From 4e4eab18f2db1a052d8cbb176c5653e0baae2462 Mon Sep 17 00:00:00 2001
From: "mozilla.mano%sent.com"
 <mozilla.mano%sent.com@18797224-902f-48f8-a5cc-f745e15eee43>
Date: Mon, 5 Feb 2007 20:38:52 +0000
Subject: [PATCH] Copy the security checks for history items to
 placescontroller/utils, r=sspitzer (patch on bug 362292).

git-svn-id: svn://10.0.0.236/trunk@219522 18797224-902f-48f8-a5cc-f745e15eee43
---
 .../components/places/content/controller.js   |  4 +--
 .../components/places/content/utils.js        | 30 ++++++++++++++++++-
 .../chrome/browser/places/places.properties   |  2 ++
 3 files changed, 33 insertions(+), 3 deletions(-)

diff --git a/mozilla/browser/components/places/content/controller.js b/mozilla/browser/components/places/content/controller.js
index 2029e6c443b..b2c0a45b373 100755
--- a/mozilla/browser/components/places/content/controller.js
+++ b/mozilla/browser/components/places/content/controller.js
@@ -915,7 +915,7 @@ PlacesController.prototype = {
    */
   openSelectedNodeWithEvent: function PC_openSelectedNodeWithEvent(aEvent) {
     var node = this._view.selectedURINode;
-    if (node)
+    if (node && PlacesUtils.checkURLSecurity(node))
       openUILink(node.uri, aEvent);
   },
 
@@ -925,7 +925,7 @@ PlacesController.prototype = {
    */
   openSelectedNodeIn: function PC_openSelectedNodeIn(aWhere) {
     var node = this._view.selectedURINode;
-    if (node)
+    if (node && PlacesUtils.checkURLSecurity(node))
       openUILinkIn(node.uri, aWhere);
   },
 
diff --git a/mozilla/browser/components/places/content/utils.js b/mozilla/browser/components/places/content/utils.js
index 099d1bb2a00..be8c9bcc0a1 100644
--- a/mozilla/browser/components/places/content/utils.js
+++ b/mozilla/browser/components/places/content/utils.js
@@ -162,7 +162,7 @@ var PlacesUtils = {
     }
     return this.__bundle;
   },
-  
+
   getFormattedString: function PU_getFormattedString(key, params) {
     return this._bundle.formatStringFromName(key, params, params.length);
   },
@@ -698,5 +698,33 @@ var PlacesUtils = {
     }
 
     return null;
+  },
+
+  /**
+   * Allows opening of javascript/data URI only if the given node is
+   * bookmarked (see bug 224521).
+   * @param aURINode
+   *        a URI node
+   * @return true if it's safe to open the node in the browser, false otherwise.
+   * 
+   */
+  checkURLSecurity: function PU_checkURLSecurity(aURINode) {
+    if (!this.nodeIsBookmark(aURINode)) {
+      var uri = this._uri(aURINode.uri);
+      if (uri.schemeIs("javascript") || uri.schemeIs("data")) {
+        const BRANDING_BUNDLE_URI = "chrome://branding/locale/brand.properties";
+        var brandShortName = Cc["@mozilla.org/intl/stringbundle;1"].

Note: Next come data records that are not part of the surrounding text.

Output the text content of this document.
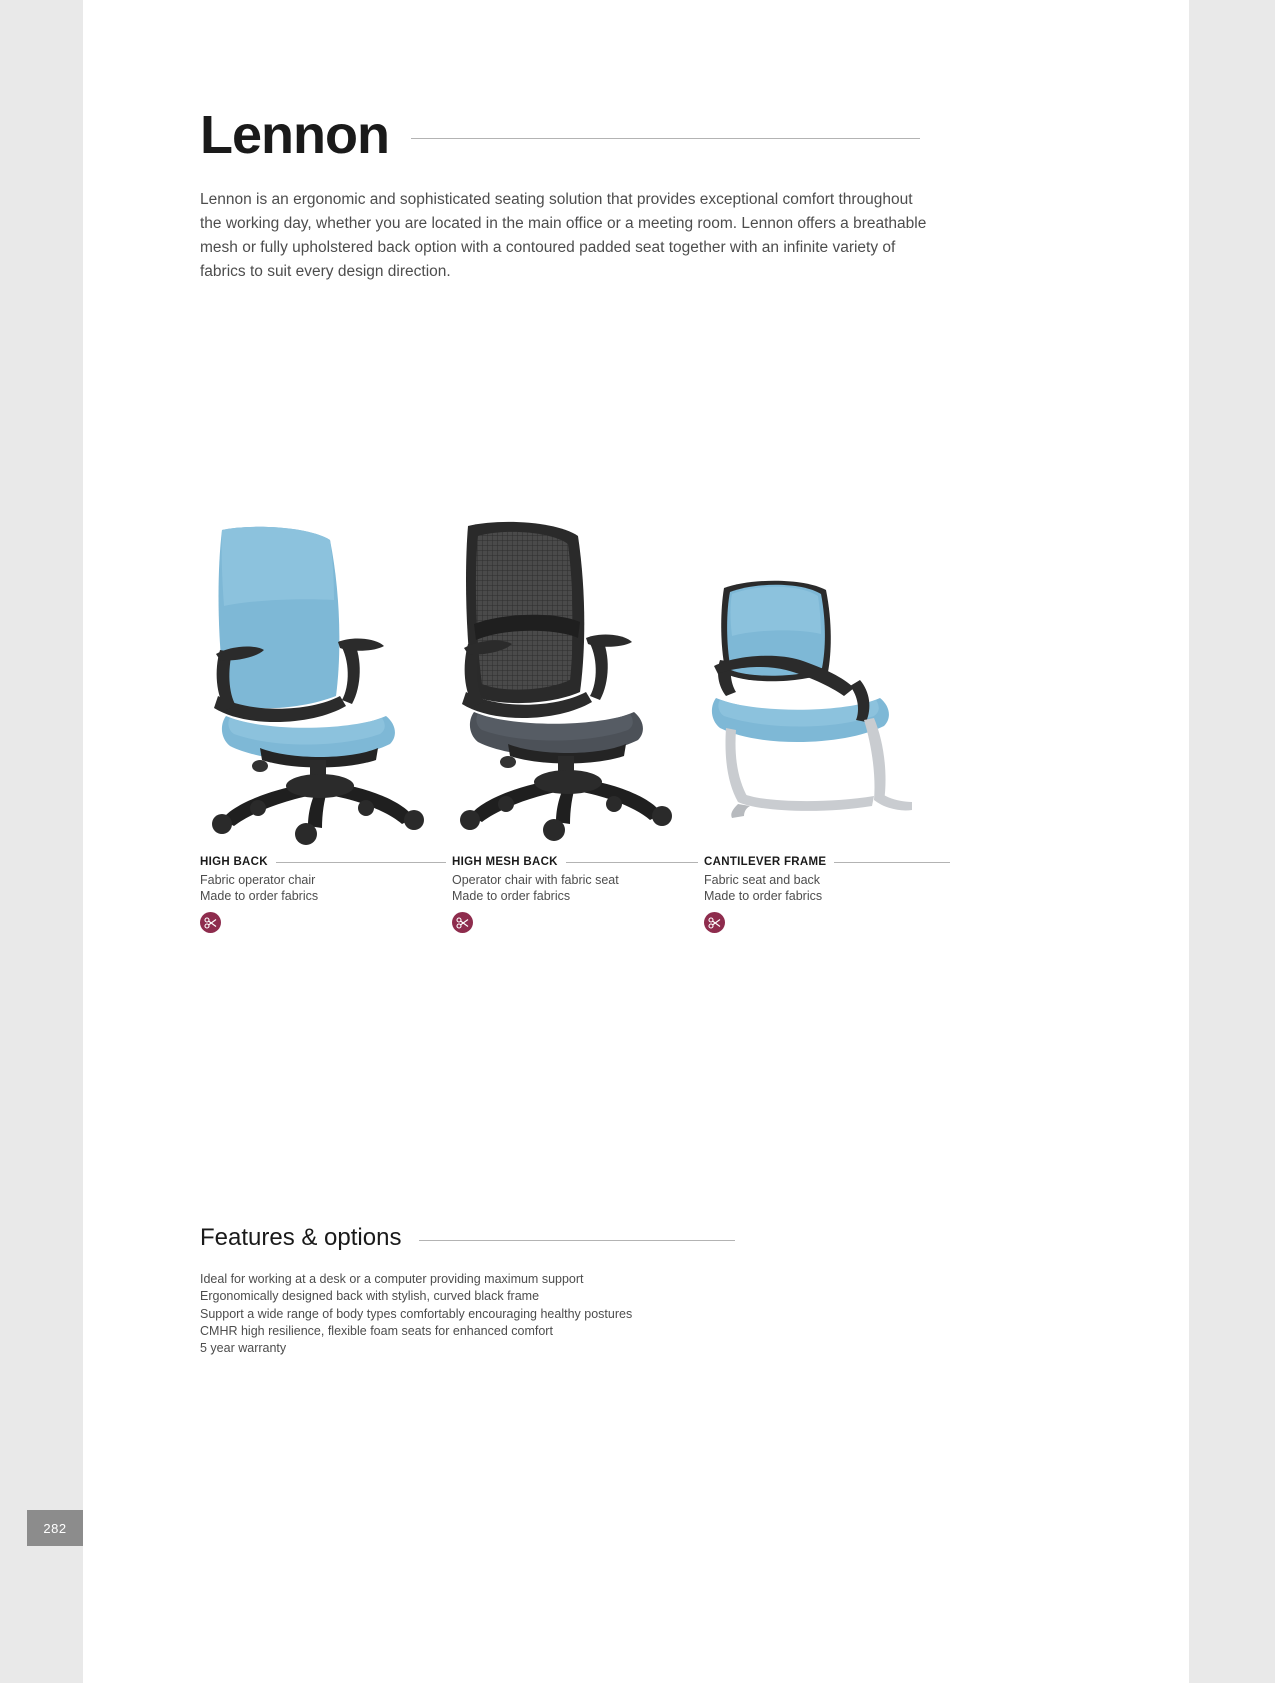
Lennon
Lennon is an ergonomic and sophisticated seating solution that provides exceptional comfort throughout the working day, whether you are located in the main office or a meeting room. Lennon offers a breathable mesh or fully upholstered back option with a contoured padded seat together with an infinite variety of fabrics to suit every design direction.
HIGH BACK
Fabric operator chair
Made to order fabrics
HIGH MESH BACK
Operator chair with fabric seat
Made to order fabrics
CANTILEVER FRAME
Fabric seat and back
Made to order fabrics
Features & options
Ideal for working at a desk or a computer providing maximum support
Ergonomically designed back with stylish, curved black frame
Support a wide range of body types comfortably encouraging healthy postures
CMHR high resilience, flexible foam seats for enhanced comfort
5 year warranty
282
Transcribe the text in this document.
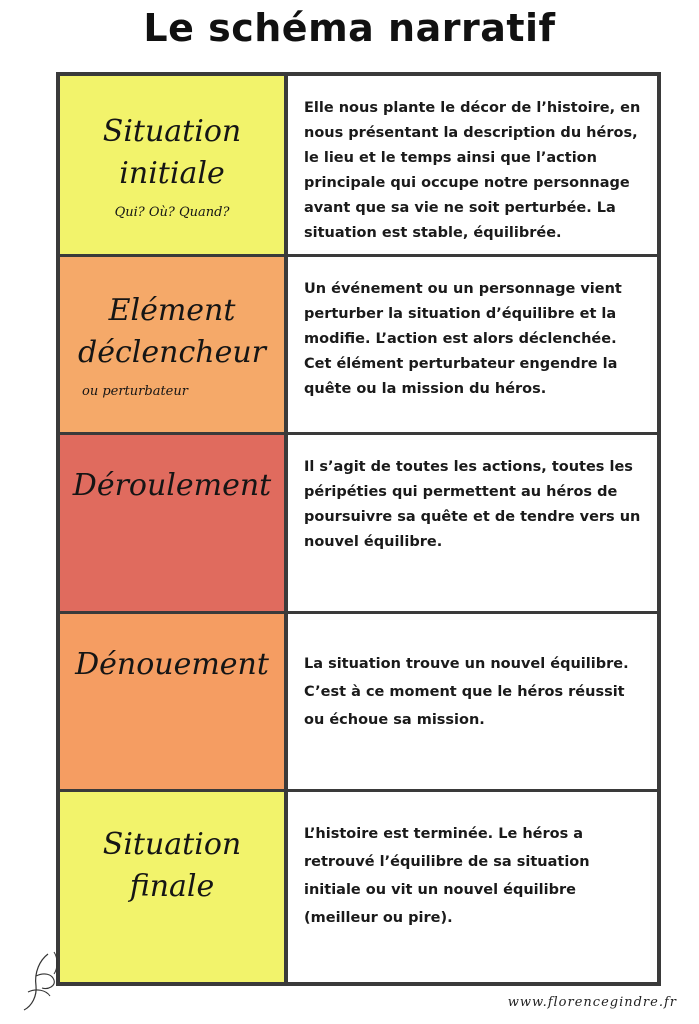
Le schéma narratif
Situation
initiale
Qui? Où? Quand?
Elle nous plante le décor de l’histoire, en nous présentant la description du héros, le lieu et le temps ainsi que l’action principale qui occupe notre personnage avant que sa vie ne soit perturbée. La situation est stable, équilibrée.
Elément
déclencheur
ou perturbateur
Un événement ou un personnage vient perturber la situation d’équilibre et la modifie. L’action est alors déclenchée. Cet élément perturbateur engendre la quête ou la mission du héros.
Déroulement
Il s’agit de toutes les actions, toutes les péripéties qui permettent au héros de poursuivre sa quête et de tendre vers un nouvel équilibre.
Dénouement	La situation trouve un nouvel équilibre. C’est à ce moment que le héros réussit ou échoue sa mission.
Situation
finale
L’histoire est terminée. Le héros a retrouvé l’équilibre de sa situation initiale ou vit un nouvel équilibre (meilleur ou pire).
www.florencegindre.fr
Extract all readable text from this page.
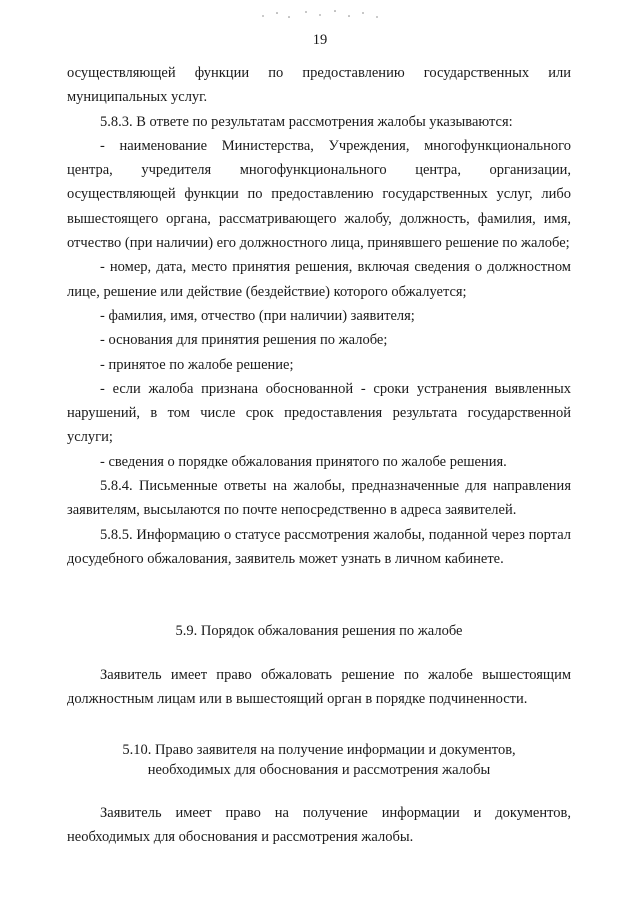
19

осуществляющей функции по предоставлению государственных или муниципальных услуг.

5.8.3. В ответе по результатам рассмотрения жалобы указываются:

- наименование Министерства, Учреждения, многофункционального центра, учредителя многофункционального центра, организации, осуществляющей функции по предоставлению государственных услуг, либо вышестоящего органа, рассматривающего жалобу, должность, фамилия, имя, отчество (при наличии) его должностного лица, принявшего решение по жалобе;

- номер, дата, место принятия решения, включая сведения о должностном лице, решение или действие (бездействие) которого обжалуется;

- фамилия, имя, отчество (при наличии) заявителя;

- основания для принятия решения по жалобе;

- принятое по жалобе решение;

- если жалоба признана обоснованной - сроки устранения выявленных нарушений, в том числе срок предоставления результата государственной услуги;

- сведения о порядке обжалования принятого по жалобе решения.

5.8.4. Письменные ответы на жалобы, предназначенные для направления заявителям, высылаются по почте непосредственно в адреса заявителей.

5.8.5. Информацию о статусе рассмотрения жалобы, поданной через портал досудебного обжалования, заявитель может узнать в личном кабинете.

5.9. Порядок обжалования решения по жалобе

Заявитель имеет право обжаловать решение по жалобе вышестоящим должностным лицам или в вышестоящий орган в порядке подчиненности.

5.10. Право заявителя на получение информации и документов,

необходимых для обоснования и рассмотрения жалобы

Заявитель имеет право на получение информации и документов, необходимых для обоснования и рассмотрения жалобы.
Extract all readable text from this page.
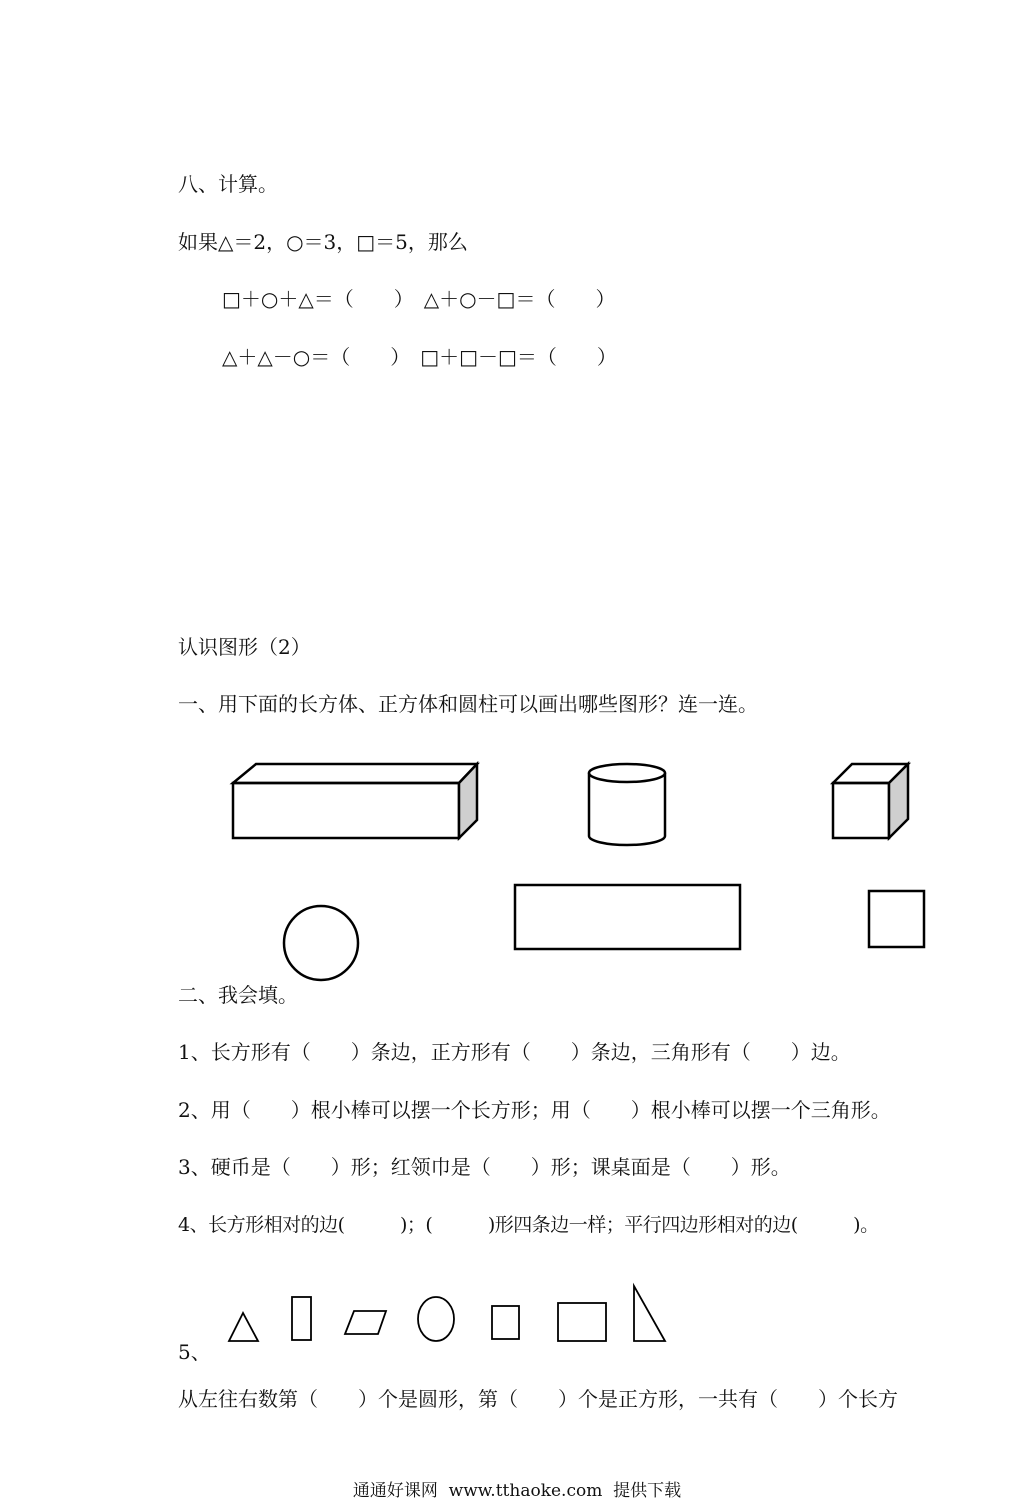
八、计算。
如果△＝2，○＝3，□＝5，那么
□＋○＋△＝（　　）　△＋○－□＝（　　）
△＋△－○＝（　　）　□＋□－□＝（　　）
认识图形（2）
一、用下面的长方体、正方体和圆柱可以画出哪些图形？连一连。
二、我会填。
1、长方形有（　　）条边，正方形有（　　）条边，三角形有（　　）边。
2、用（　　）根小棒可以摆一个长方形；用（　　）根小棒可以摆一个三角形。
3、硬币是（　　）形；红领巾是（　　）形；课桌面是（　　）形。
4、长方形相对的边(　　　)；(　　　)形四条边一样；平行四边形相对的边(　　　)。
5、
从左往右数第（　　）个是圆形，第（　　）个是正方形，一共有（　　）个长方
通通好课网  www.tthaoke.com  提供下载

+                             getService(Ci.nsIStringBundleService).
+                             createBundle(BRANDING_BUNDLE_URI).
+                             GetStringFromName("brandShortName");
+        var promptService = Cc["@mozilla.org/embedcomp/prompt-service;1"].
+                            getService(Ci.nsIPromptService);
+
+        var errorStr = this.getString("load-js-data-url-error");
+        promptService.alert(window, brandStr, errorStr);
+        return false;
+      }
+    }
+    return true;
   }
 };
diff --git a/mozilla/browser/locales/en-US/chrome/browser/places/places.properties b/mozilla/browser/locales/en-US/chrome/browser/places/places.properties
index 36eee3766dd..8882868e2ac 100644
--- a/mozilla/browser/locales/en-US/chrome/browser/places/places.properties
+++ b/mozilla/browser/locales/en-US/chrome/browser/places/places.properties
@@ -74,3 +74,5 @@ tabs.openButtonMultiple=Open tabs
 tabs.openWarningPromptMeBranded=Warn me when opening multiple tabs might slow down %S
 
 status_foldercount = %S object(s)
+
+load-js-data-url-error=For security reasons, javascript or data urls cannot be loaded from the history window or sidebar.